- Directed by: Brian McGreevy
- Written by: Brian McGreevy
- Produced by: Andrea Bucko; Jordan Drake; David Duque-Estrada; Chadd Harbold; Miles Skinner; Russ Posternak; Zak Williams;
- Starring: Emma Roberts; Noomi Rapace; Kelsey Asbille; Ben Platt; Laura Harrier; Nicholas Alexander Chavez;
- Cinematography: Ludovica Isidori
- Edited by: Sophie Corra
- Production companies: Hypothesis; Raised By Wolves;
- Distributed by: Luminosity Pictures
- Country: United States
- Language: English

= The Technique (film) =

The Technique is an upcoming American psychological thriller written and director by Brian McGreevy. The film is about five actors who take a part of mysterious week-long intensive led by famous but secretive instructor.
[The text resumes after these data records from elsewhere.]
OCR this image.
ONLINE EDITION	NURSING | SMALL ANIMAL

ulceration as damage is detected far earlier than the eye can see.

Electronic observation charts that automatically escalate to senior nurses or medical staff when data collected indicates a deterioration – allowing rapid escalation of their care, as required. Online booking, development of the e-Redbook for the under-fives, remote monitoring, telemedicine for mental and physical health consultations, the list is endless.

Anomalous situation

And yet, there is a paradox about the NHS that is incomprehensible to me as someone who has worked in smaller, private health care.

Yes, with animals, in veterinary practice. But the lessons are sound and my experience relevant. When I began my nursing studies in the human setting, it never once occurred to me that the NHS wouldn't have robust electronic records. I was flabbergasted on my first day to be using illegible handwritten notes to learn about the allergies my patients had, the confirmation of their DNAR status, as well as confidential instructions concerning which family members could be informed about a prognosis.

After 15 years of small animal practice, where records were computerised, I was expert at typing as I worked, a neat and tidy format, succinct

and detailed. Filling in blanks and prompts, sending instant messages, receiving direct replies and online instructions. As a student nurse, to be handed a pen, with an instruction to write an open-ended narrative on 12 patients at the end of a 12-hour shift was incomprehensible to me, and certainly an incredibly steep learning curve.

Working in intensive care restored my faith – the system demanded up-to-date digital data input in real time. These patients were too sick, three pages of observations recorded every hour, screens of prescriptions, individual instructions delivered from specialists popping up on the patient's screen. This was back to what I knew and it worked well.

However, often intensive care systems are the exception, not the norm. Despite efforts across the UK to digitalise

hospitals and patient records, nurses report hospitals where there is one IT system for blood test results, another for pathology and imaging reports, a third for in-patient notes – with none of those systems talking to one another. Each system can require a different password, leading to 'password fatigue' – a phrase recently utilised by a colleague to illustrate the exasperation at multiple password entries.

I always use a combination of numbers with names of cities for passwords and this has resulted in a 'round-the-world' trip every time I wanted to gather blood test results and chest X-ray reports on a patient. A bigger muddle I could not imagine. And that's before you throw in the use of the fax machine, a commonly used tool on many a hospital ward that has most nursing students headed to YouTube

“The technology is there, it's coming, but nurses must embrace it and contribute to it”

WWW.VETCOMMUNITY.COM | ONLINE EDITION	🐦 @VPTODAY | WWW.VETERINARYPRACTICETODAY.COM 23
It stars Emma Roberts, Noomi Rapace, Kelsey Asbille, Ben Platt, Laura Harrier and Nicholas Alexander Chavez.

== Cast ==

- Emma Roberts
- Noomi Rapace
- Kelsey Asbille
- Ben Platt
- Laura Harrier
- Nicholas Alexander Chavez

== Production ==
In March 2025, it was announced that Brian McGreevy would direct and write the script to psychological thriller called The Technique. In the same month, it was reported that Emma Roberts, Noomi Rapace, Kelsey Asbille, Ben Platt, Laura Harrier and Nicholas Alexander Chavez joined the cast. Principal photography began in New York City in March 2025. Filming wrapped in February 2026.